What’s more, Cronenberg – again, for the first time since M. Butterfly – seems acutely conscious of his perverse past, and, for once, leaves the audience surrogate relatively untainted. The restraint is admirable in that Cronenberg is attempting to break himself of old habits, but this feels too much like a concession to accessibility. Anna is never in danger: she’s a moth to the pane. As a result, Cronenberg grows bored with her and, additionally, the plight of the baby – which is a good thing because it allows him to pour his energies into depicting the extreme menace of the film’s mobster milieu.

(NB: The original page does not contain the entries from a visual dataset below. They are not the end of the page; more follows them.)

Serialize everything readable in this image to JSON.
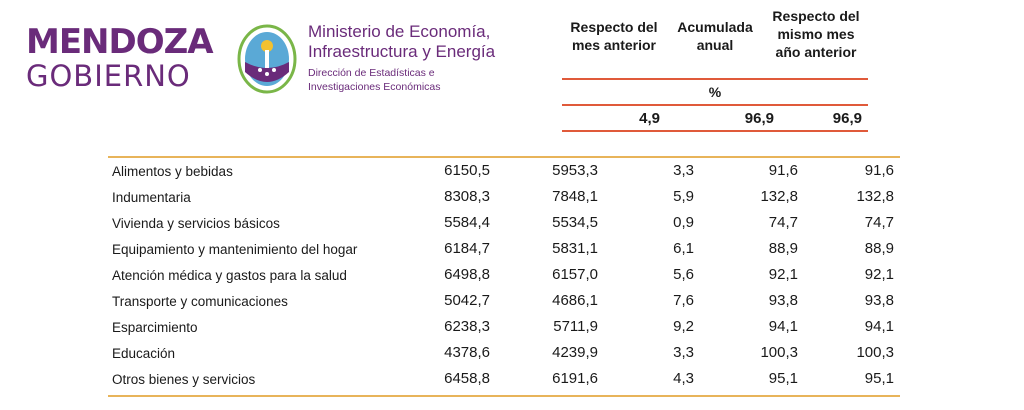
{
  "brand": {
    "line1": "MENDOZA",
    "line2": "GOBIERNO"
  },
  "ministry": {
    "name_line1": "Ministerio de Economía,",
    "name_line2": "Infraestructura y Energía",
    "sub_line1": "Dirección de Estadísticas e",
    "sub_line2": "Investigaciones Económicas"
  },
  "header": {
    "col1": [
      "Respecto del",
      "mes anterior"
    ],
    "col2": [
      "Acumulada",
      "anual"
    ],
    "col3": [
      "Respecto del",
      "mismo mes",
      "año anterior"
    ],
    "unit": "%",
    "reference_values": [
      "4,9",
      "96,9",
      "96,9"
    ]
  },
  "rows": [
    {
      "name": "Alimentos y bebidas",
      "v1": "6150,5",
      "v2": "5953,3",
      "v3": "3,3",
      "v4": "91,6",
      "v5": "91,6"
    },
    {
      "name": "Indumentaria",
      "v1": "8308,3",
      "v2": "7848,1",
      "v3": "5,9",
      "v4": "132,8",
      "v5": "132,8"
    },
    {
      "name": "Vivienda y servicios básicos",
      "v1": "5584,4",
      "v2": "5534,5",
      "v3": "0,9",
      "v4": "74,7",
      "v5": "74,7"
    },
    {
      "name": "Equipamiento y mantenimiento del hogar",
      "v1": "6184,7",
      "v2": "5831,1",
      "v3": "6,1",
      "v4": "88,9",
      "v5": "88,9"
    },
    {
      "name": "Atención médica y gastos para la salud",
      "v1": "6498,8",
      "v2": "6157,0",
      "v3": "5,6",
      "v4": "92,1",
      "v5": "92,1"
    },
    {
      "name": "Transporte y comunicaciones",
      "v1": "5042,7",
      "v2": "4686,1",
      "v3": "7,6",
      "v4": "93,8",
      "v5": "93,8"
    },
    {
      "name": "Esparcimiento",
      "v1": "6238,3",
      "v2": "5711,9",
      "v3": "9,2",
      "v4": "94,1",
      "v5": "94,1"
    },
    {
      "name": "Educación",
      "v1": "4378,6",
      "v2": "4239,9",
      "v3": "3,3",
      "v4": "100,3",
      "v5": "100,3"
    },
    {
      "name": "Otros bienes y servicios",
      "v1": "6458,8",
      "v2": "6191,6",
      "v3": "4,3",
      "v4": "95,1",
      "v5": "95,1"
    }
  ],
  "colors": {
    "brand_purple": "#6a2b7a",
    "rule_red": "#e05a3a",
    "rule_gold": "#e8b45a"
  }
}
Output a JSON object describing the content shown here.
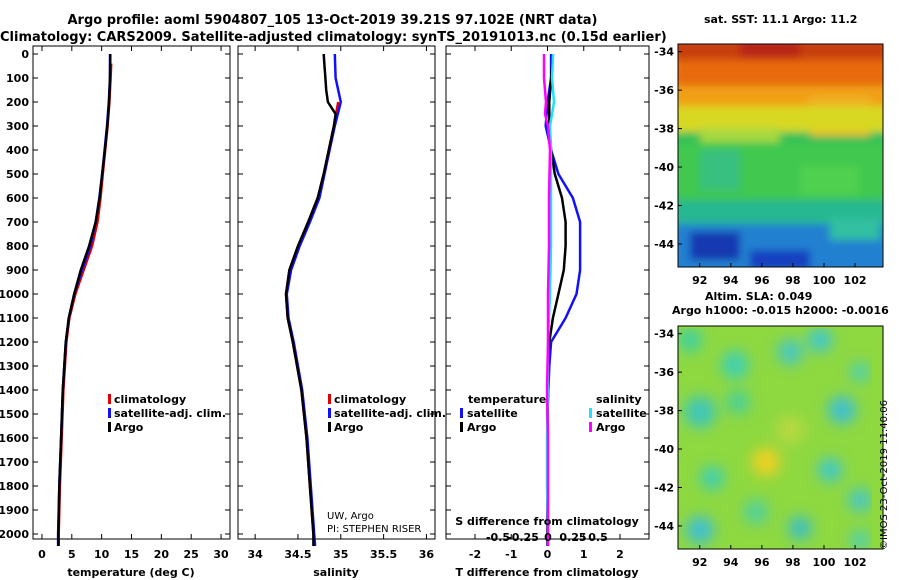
{
  "header": {
    "title_line1": "Argo profile: aoml 5904807_105 13-Oct-2019 39.21S 97.102E (NRT data)",
    "title_line2": "Climatology: CARS2009. Satellite-adjusted climatology: synTS_20191013.nc (0.15d earlier)"
  },
  "colors": {
    "climatology": "#e00000",
    "satellite": "#1010ff",
    "argo": "#000000",
    "sat_salinity": "#20e0ff",
    "argo_salinity": "#ff00ff"
  },
  "depth_axis": {
    "ticks": [
      0,
      100,
      200,
      300,
      400,
      500,
      600,
      700,
      800,
      900,
      1000,
      1100,
      1200,
      1300,
      1400,
      1500,
      1600,
      1700,
      1800,
      1900,
      2000
    ],
    "range": [
      0,
      2050
    ]
  },
  "chart_data": [
    {
      "id": "temperature",
      "type": "line",
      "xlabel": "temperature (deg C)",
      "xlim": [
        -1.5,
        31.5
      ],
      "xticks": [
        0,
        5,
        10,
        15,
        20,
        25,
        30
      ],
      "legend": [
        "climatology",
        "satellite-adj. clim.",
        "Argo"
      ],
      "series": [
        {
          "name": "climatology",
          "depth": [
            40,
            100,
            200,
            300,
            400,
            500,
            600,
            700,
            800,
            900,
            1000,
            1100,
            1200,
            1400,
            1600,
            1800,
            2000,
            2050
          ],
          "values": [
            11.6,
            11.5,
            11.3,
            11.0,
            10.6,
            10.2,
            9.8,
            9.3,
            8.4,
            7.0,
            5.6,
            4.6,
            4.1,
            3.6,
            3.3,
            3.0,
            2.8,
            2.8
          ]
        },
        {
          "name": "satellite-adj. clim.",
          "depth": [
            0,
            100,
            200,
            300,
            400,
            500,
            600,
            700,
            800,
            900,
            1000,
            1100,
            1200,
            1400,
            1600,
            1800,
            2000,
            2050
          ],
          "values": [
            11.4,
            11.4,
            11.2,
            10.9,
            10.5,
            10.1,
            9.6,
            9.0,
            8.1,
            6.7,
            5.4,
            4.5,
            4.0,
            3.5,
            3.2,
            2.9,
            2.7,
            2.7
          ]
        },
        {
          "name": "Argo",
          "depth": [
            0,
            100,
            200,
            300,
            400,
            500,
            600,
            700,
            800,
            900,
            1000,
            1100,
            1200,
            1400,
            1600,
            1800,
            2000,
            2050
          ],
          "values": [
            11.45,
            11.4,
            11.25,
            10.95,
            10.55,
            10.1,
            9.65,
            9.0,
            7.9,
            6.5,
            5.4,
            4.5,
            4.0,
            3.5,
            3.2,
            2.9,
            2.75,
            2.75
          ]
        }
      ]
    },
    {
      "id": "salinity",
      "type": "line",
      "xlabel": "salinity",
      "xlim": [
        33.8,
        36.1
      ],
      "xticks": [
        34,
        34.5,
        35,
        35.5,
        36
      ],
      "xtick_labels": [
        "34",
        "34.5",
        "35",
        "35.5",
        "36"
      ],
      "legend": [
        "climatology",
        "satellite-adj. clim.",
        "Argo"
      ],
      "series": [
        {
          "name": "climatology",
          "depth": [
            200,
            300,
            400,
            500,
            600,
            700,
            800,
            900,
            1000,
            1100,
            1200,
            1400,
            1600,
            1800,
            2000,
            2050
          ],
          "values": [
            34.97,
            34.92,
            34.86,
            34.8,
            34.73,
            34.62,
            34.5,
            34.4,
            34.36,
            34.38,
            34.44,
            34.54,
            34.6,
            34.64,
            34.68,
            34.69
          ]
        },
        {
          "name": "satellite-adj. clim.",
          "depth": [
            0,
            100,
            200,
            300,
            400,
            500,
            600,
            700,
            800,
            900,
            1000,
            1100,
            1200,
            1400,
            1600,
            1800,
            2000,
            2050
          ],
          "values": [
            34.93,
            34.94,
            35.0,
            34.93,
            34.87,
            34.81,
            34.75,
            34.64,
            34.52,
            34.42,
            34.37,
            34.39,
            34.45,
            34.55,
            34.61,
            34.65,
            34.69,
            34.7
          ]
        },
        {
          "name": "Argo",
          "depth": [
            0,
            50,
            100,
            150,
            200,
            250,
            300,
            400,
            500,
            600,
            700,
            800,
            900,
            1000,
            1100,
            1200,
            1400,
            1600,
            1800,
            2000,
            2050
          ],
          "values": [
            34.8,
            34.81,
            34.82,
            34.83,
            34.85,
            34.94,
            34.92,
            34.86,
            34.8,
            34.73,
            34.62,
            34.5,
            34.4,
            34.36,
            34.38,
            34.44,
            34.54,
            34.6,
            34.64,
            34.68,
            34.68
          ]
        }
      ],
      "annotations": [
        "UW, Argo",
        "PI: STEPHEN RISER"
      ]
    },
    {
      "id": "differences",
      "type": "line",
      "xlabel": "T difference from climatology",
      "xlim": [
        -2.8,
        2.8
      ],
      "xticks": [
        -2,
        -1,
        0,
        1,
        2
      ],
      "top_axis_label": "S difference from climatology",
      "top_ticks": [
        -0.5,
        -0.25,
        0,
        0.25,
        0.5
      ],
      "top_tick_labels": [
        "-0.5",
        "-0.25",
        "0",
        "0.25",
        "0.5"
      ],
      "legend_left_title": "temperature",
      "legend_right_title": "salinity",
      "legend_left": [
        "satellite",
        "Argo"
      ],
      "legend_right": [
        "satellite",
        "Argo"
      ],
      "series": [
        {
          "name": "temperature satellite",
          "depth": [
            0,
            100,
            200,
            300,
            400,
            500,
            600,
            700,
            800,
            900,
            1000,
            1100,
            1200,
            1300,
            1500,
            1700,
            2000,
            2050
          ],
          "values": [
            0.1,
            0.1,
            0.0,
            -0.05,
            0.1,
            0.3,
            0.7,
            0.9,
            0.9,
            0.9,
            0.8,
            0.5,
            0.1,
            0.05,
            0.0,
            0.0,
            0.0,
            0.0
          ]
        },
        {
          "name": "temperature Argo",
          "depth": [
            0,
            100,
            200,
            300,
            400,
            500,
            600,
            700,
            800,
            900,
            1000,
            1100,
            1200,
            1300,
            1500,
            1700,
            2000,
            2050
          ],
          "values": [
            0.15,
            0.1,
            0.05,
            0.05,
            0.1,
            0.2,
            0.4,
            0.5,
            0.5,
            0.45,
            0.3,
            0.15,
            0.05,
            0.02,
            0.0,
            0.0,
            0.0,
            0.0
          ]
        },
        {
          "name": "salinity satellite",
          "depth": [
            0,
            100,
            200,
            300,
            400,
            600,
            800,
            1000,
            1200,
            1400,
            1600,
            1800,
            2000,
            2050
          ],
          "values": [
            0.05,
            0.04,
            0.06,
            0.02,
            0.03,
            0.03,
            0.03,
            0.02,
            0.0,
            0.0,
            -0.01,
            -0.01,
            0.0,
            0.0
          ]
        },
        {
          "name": "salinity Argo",
          "depth": [
            0,
            100,
            200,
            250,
            300,
            400,
            600,
            800,
            1000,
            1200,
            1400,
            1600,
            1800,
            2000,
            2050
          ],
          "values": [
            -0.04,
            -0.04,
            -0.02,
            -0.03,
            0.0,
            0.02,
            0.01,
            0.01,
            0.0,
            0.0,
            -0.01,
            0.0,
            0.0,
            0.0,
            0.0
          ]
        }
      ]
    },
    {
      "id": "sst_map",
      "type": "heatmap",
      "title": "sat. SST: 11.1 Argo: 11.2",
      "xticks": [
        92,
        94,
        96,
        98,
        100,
        102
      ],
      "yticks": [
        -34,
        -36,
        -38,
        -40,
        -42,
        -44
      ],
      "lon_range": [
        90.6,
        103.8
      ],
      "lat_range": [
        -45.2,
        -33.6
      ]
    },
    {
      "id": "sla_map",
      "type": "heatmap",
      "title_line1": "Altim. SLA: 0.049",
      "title_line2": "Argo h1000: -0.015 h2000: -0.0016",
      "xticks": [
        92,
        94,
        96,
        98,
        100,
        102
      ],
      "yticks": [
        -34,
        -36,
        -38,
        -40,
        -42,
        -44
      ],
      "lon_range": [
        90.6,
        103.8
      ],
      "lat_range": [
        -45.2,
        -33.6
      ]
    }
  ],
  "credit": "©IMOS 23-Oct-2019 11:40:06"
}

This shift of focus is significant enough to temporarily elevate the film from flawed to near-great. Indeed, the second half of Eastern Promises belongs to Nikolai, who, through his actions in defense of Semyon’s family, rises from chauffeur to the Vory V Zakone version of a "made man". Though there’s an obvious, unspoken angle being worked by Nikoloai, Mortensen’s charismatic but unsentimental characterization goes a long way toward keeping the audience off-balance until the underwhelming reveal. And yet that looming letdown is effectively overshadowed due to arriving on the heels of a third-act bathhouse tussle that sets a queasy new standard for realistic hand-to-hand combat in film. Going mano-a-mano minus attire against two (disappointingly clothed) assassins brandishing some nasty looking blades, one expects Nikolai to undergo a History of Violence-style transformation into an unstoppable killing machine, but that’s not quite what happens. Nikolai’s more of a brawler; while he may eventually overpower his attackers, they’re going to get their lumps and stabs and slashes in. There’s nothing aesthetically pleasing about this fight; Cronenberg keeps the desperately bloody struggle going several beats longer than any other director could stomach. The grand guignol beauty of Cronenberg’s gore is gone, replaced by a stunning realism unlike anything he’s captured before.

The awfulness of this sequence should draw some figurative blood from the audience as well, but Anna is completely removed from it; her actions may have been a catalyst for the confrontation, but they’re too tangentially related to register emotionally. The viewer might be periodically unsettled, but they get to shake off the residual muck the minute they leave the theater. The same goes for the film; only the performances and set pieces linger in memory. That they’re exceptional enough to keep the viewer riveted for an expertly paced 100 minutes hardly excuses the pedestrian quality of the material. Eastern Promises has more to do with career advancement and critical plaudits than provoking thought by upturning the eaten-through underbelly of the London underworld. It’s "Slumming for Trophies".